MONN: a Multi-Objective Neural Network for Predicting Pairwise Non-Covalent Interactions and Binding Affinities between Compounds and Proteins

100 stars 32 forks source link

Instructions on how to make the pre-made files in the directory "data" #2

Closed arwhirang closed 4 years ago

arwhirang commented 4 years ago

Hello

In the preprocessing_and_clustering.py code, I could see the pre-made files in the directory "data" are used. However, it seems that some of the files are generated from different pdb data.

Traceback (most recent call last): File "preprocessing_and_clustering.py", line 322, in idx_list = [ori_protein_list.index(pid) for pid in protein_list] File "preprocessing_and_clustering.py", line 322, in idx_list = [ori_protein_list.index(pid) for pid in protein_list] ValueError: 'O85638' is not in list

Can you explain how to make the pre-made files? There are 5 files in the data:

mol_dict
out7_final_pairwise_interaction_dict
pdbbind_all_datafile.tsv
pdbbind_protein_list.npy
pdbbind_protein_sim_mat.npy

Thank you for the great work.

lishuya17 commented 4 years ago

Please refer to "/create_dataset/Dataset_construction_protocol.txt" for the detailed dataset construction instruction.
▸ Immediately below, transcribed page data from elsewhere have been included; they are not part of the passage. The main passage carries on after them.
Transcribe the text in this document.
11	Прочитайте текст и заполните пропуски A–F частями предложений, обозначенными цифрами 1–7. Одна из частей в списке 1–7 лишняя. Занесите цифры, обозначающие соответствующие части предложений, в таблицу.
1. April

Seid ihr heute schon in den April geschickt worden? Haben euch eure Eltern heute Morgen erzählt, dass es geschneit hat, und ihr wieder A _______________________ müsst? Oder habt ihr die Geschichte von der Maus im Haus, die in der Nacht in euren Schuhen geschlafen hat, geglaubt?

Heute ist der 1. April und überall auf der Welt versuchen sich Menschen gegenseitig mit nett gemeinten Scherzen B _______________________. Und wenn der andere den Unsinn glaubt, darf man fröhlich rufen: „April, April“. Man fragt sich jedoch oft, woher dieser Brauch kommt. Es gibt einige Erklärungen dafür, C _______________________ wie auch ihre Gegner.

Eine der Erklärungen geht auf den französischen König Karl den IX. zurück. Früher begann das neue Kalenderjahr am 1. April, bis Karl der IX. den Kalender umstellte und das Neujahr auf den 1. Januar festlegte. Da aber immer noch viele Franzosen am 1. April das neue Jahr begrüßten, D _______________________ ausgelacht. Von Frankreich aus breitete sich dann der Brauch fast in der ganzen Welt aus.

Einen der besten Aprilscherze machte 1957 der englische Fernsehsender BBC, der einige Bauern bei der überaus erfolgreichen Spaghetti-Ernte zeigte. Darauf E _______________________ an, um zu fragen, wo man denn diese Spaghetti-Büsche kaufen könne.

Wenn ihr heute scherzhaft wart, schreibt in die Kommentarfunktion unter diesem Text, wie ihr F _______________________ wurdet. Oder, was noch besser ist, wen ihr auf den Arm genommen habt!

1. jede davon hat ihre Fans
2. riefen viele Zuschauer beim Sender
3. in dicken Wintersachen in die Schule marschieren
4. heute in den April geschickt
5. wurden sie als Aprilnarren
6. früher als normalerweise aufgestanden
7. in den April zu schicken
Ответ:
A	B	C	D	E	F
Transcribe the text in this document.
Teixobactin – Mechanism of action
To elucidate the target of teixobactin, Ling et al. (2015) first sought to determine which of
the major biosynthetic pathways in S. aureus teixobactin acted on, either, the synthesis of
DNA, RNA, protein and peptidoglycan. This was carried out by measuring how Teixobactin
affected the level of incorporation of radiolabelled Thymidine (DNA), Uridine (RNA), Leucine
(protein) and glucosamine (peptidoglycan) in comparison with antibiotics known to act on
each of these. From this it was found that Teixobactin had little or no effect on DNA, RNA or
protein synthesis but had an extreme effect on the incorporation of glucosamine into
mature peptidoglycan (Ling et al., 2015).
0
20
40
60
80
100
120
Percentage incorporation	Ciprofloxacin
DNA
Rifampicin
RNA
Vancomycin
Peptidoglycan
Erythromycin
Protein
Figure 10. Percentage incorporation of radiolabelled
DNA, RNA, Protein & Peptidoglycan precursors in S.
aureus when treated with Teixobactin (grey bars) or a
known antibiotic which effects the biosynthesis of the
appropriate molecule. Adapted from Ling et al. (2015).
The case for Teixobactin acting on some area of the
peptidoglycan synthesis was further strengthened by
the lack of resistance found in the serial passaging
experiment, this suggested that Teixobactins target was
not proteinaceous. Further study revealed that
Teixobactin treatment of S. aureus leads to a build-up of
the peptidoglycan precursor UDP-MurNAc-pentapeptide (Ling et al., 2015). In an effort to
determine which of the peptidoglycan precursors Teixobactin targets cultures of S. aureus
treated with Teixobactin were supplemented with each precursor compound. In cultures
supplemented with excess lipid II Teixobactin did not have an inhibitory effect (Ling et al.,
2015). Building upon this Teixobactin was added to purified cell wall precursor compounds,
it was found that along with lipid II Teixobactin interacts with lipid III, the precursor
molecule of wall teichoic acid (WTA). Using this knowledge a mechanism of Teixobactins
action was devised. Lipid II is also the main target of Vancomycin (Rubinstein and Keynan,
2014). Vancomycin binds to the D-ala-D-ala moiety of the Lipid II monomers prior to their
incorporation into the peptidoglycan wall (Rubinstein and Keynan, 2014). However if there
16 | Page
Hope this will help solve your problem.

arwhirang commented 4 years ago

Well, I am currently looking into the "Dataset_construction_protocol.txt" file. I could find that the following three files are generated during the dataset construction protocol process.

mol_dict (this can be newly generated in the pre-processing)
out7_final_pairwise_interaction_dict
pdbbind_all_datafile.tsv

However, I still require the following two files:

pdbbind_protein_list.npy
pdbbind_protein_sim_mat.npy

Can you help me?

lishuya17 commented 4 years ago

The protein similarity matrix can be calculated from .fasta files containing the protein sequences. Suppose we have n sequences. First, calculate the sequence alignment scores for all the n×n combinations using /create_dataset/smith-waterman-src/pyssw.py (python pyssw.py -p seqs.fasta seqs.fasta > output.txt). Then, normalize the alignment scores to obtain the similarity matrix of size n×n by sim[i,j] = sw(i,j)/sqrt(sw(i,i)*sw(j,j)), where i=1,...,n, j=1,...,n and sw(i,j) is the optimal alignment score between sequence i and j. The protein list is a record of the UniProt IDs of the n proteins corresponding to the rows/columns of the similarity matrix.

arwhirang commented 4 years ago

Ok, thank you for the answer. I will try as you suggested.